Monday, May 16, 2011

SATURDAY, MAY 14, 2011 189

I have missed sooooooooo many days!!!  Oooooooo talk about tired.  Talk about proud and happy.  I was dreading yesterday and I don't know why.  I had an amazing day and I am so proud of myself for bringing an idea to life.  My cousin and I talked about throwing a party to celebrate my mom.  My dad used to always say, 'gimmie my flowers befo I die' and that is what I wanted to do.  I have so much going on in my life and she wasn't confident that I would be able to follow my good intentions with action.  Truth be told neither was I.  But I am sick and tired of letting my intentions and ideas go by the wayside.  I wanted to reach up and grab one idea and see it through.  Just start and finish something again.  Not that I haven't started or finished many things, I have but the starting and finishing an idea is much different than the start and finish of something structured and established.  All that to say, minus the caterer, my mother's birthday celebration was everything that my heart intended and it feels very good inside.  My assistant was a dream and we worked seamlessly together on one accord and pulled off a wonderful celebration of life.

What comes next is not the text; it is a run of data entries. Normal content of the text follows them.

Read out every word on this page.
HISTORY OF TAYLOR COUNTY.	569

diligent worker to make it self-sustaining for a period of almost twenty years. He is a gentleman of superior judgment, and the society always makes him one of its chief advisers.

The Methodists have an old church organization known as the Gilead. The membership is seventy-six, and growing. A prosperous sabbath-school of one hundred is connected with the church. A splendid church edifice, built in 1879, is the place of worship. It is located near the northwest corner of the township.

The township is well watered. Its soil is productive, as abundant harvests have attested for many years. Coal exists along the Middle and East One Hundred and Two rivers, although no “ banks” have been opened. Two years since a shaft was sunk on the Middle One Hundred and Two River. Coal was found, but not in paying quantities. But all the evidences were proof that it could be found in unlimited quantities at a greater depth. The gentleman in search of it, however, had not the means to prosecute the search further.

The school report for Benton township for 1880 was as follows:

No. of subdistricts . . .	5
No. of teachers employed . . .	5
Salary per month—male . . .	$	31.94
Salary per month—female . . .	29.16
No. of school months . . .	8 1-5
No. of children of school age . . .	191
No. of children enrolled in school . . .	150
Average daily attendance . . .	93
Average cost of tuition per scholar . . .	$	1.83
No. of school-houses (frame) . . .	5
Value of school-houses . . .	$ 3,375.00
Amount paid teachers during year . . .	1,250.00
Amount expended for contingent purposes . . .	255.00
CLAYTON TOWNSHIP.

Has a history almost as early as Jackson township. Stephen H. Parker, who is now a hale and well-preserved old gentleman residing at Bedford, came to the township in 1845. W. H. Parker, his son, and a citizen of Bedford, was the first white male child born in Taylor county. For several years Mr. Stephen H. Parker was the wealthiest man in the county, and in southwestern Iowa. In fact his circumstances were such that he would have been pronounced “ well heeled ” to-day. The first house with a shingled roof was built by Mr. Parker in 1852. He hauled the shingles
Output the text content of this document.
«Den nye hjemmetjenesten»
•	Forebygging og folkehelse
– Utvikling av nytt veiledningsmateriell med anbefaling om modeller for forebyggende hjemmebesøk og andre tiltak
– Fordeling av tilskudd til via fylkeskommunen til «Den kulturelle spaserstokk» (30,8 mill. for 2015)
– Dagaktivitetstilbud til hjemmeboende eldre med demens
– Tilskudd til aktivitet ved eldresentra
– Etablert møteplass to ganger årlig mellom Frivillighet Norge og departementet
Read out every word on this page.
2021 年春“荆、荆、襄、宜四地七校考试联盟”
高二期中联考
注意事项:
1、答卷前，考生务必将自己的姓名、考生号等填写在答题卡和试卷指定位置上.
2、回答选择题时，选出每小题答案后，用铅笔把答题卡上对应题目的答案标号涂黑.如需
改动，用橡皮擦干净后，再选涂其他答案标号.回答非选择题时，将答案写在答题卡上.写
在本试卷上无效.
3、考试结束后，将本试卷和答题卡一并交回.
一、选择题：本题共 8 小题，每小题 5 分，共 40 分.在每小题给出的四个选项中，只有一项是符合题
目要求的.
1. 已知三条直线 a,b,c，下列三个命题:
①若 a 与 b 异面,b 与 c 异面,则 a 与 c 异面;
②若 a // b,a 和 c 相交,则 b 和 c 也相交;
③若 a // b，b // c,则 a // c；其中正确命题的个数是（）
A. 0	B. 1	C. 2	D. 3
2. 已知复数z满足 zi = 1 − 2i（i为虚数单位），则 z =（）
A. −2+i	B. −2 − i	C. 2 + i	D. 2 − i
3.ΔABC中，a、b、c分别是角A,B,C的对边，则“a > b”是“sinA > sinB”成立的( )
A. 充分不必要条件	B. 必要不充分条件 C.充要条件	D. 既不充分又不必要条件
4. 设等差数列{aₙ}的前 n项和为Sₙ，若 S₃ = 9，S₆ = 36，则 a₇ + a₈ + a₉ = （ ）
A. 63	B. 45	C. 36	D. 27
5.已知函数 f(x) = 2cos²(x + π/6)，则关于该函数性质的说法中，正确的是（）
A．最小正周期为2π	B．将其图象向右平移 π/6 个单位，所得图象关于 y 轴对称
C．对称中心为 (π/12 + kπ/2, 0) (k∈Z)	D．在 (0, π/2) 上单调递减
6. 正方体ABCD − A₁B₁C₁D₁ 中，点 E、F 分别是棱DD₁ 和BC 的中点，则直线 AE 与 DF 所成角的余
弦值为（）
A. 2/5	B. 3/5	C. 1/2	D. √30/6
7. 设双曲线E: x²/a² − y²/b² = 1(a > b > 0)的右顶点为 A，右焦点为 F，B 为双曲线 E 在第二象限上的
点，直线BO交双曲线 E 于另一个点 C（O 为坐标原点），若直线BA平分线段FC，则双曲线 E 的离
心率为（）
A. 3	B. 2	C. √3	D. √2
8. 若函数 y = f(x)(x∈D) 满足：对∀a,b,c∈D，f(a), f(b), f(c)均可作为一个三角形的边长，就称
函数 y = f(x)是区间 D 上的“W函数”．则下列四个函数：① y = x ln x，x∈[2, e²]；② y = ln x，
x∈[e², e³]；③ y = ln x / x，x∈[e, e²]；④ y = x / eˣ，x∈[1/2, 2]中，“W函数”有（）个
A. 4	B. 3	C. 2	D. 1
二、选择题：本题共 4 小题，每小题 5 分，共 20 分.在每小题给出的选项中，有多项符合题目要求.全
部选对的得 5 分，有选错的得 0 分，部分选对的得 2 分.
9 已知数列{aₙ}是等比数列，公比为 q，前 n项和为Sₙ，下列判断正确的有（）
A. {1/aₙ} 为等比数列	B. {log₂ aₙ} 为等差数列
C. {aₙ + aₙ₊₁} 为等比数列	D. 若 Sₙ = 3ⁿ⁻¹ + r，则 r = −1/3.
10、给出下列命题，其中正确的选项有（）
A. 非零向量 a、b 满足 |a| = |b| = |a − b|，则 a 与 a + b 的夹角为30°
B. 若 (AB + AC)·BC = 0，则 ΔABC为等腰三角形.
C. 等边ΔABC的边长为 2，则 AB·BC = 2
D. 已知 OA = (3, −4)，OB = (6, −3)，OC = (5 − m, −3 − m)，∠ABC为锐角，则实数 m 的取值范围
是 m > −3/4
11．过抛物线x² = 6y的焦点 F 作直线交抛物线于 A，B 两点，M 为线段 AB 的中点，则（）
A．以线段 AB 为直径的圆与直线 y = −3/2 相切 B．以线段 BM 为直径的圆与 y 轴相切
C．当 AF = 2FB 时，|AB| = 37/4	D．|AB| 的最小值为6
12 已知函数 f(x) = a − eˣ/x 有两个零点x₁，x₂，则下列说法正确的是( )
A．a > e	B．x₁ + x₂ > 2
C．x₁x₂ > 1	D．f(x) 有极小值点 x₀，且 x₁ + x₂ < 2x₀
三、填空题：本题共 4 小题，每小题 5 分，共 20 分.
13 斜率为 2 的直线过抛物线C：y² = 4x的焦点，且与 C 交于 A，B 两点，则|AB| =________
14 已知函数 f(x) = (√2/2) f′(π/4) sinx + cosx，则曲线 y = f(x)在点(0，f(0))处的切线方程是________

Don't ever use   American Traditional Caterers.  I absolutely loved them until the day of the event when they showed up 30 minutes before the opening of the doors with excuses, burnt some of the appetizers, and then refused to refund any portion of my money after starting almost an hour late and causing guests to wait for food is unacceptable.  Excuses are all he gave.

There was a classmate from her high school days, neighbors, colleagues from work, church, sorority and service organizations,  friends and a host of family members who paused to give my momma her flowers in the joy and grace of her life.  She was gracious and moved everyone with her heartfelt thank you at the end.  It was a great day.  I am proud and happy.  I feel like I have come full circle with my mother, not a small feat.  To make peace with your mother....to heal, to love and fully appreciate a mothers love is key.  I think I have finally unlocked the mystery of love.  Interesting to see what happens next.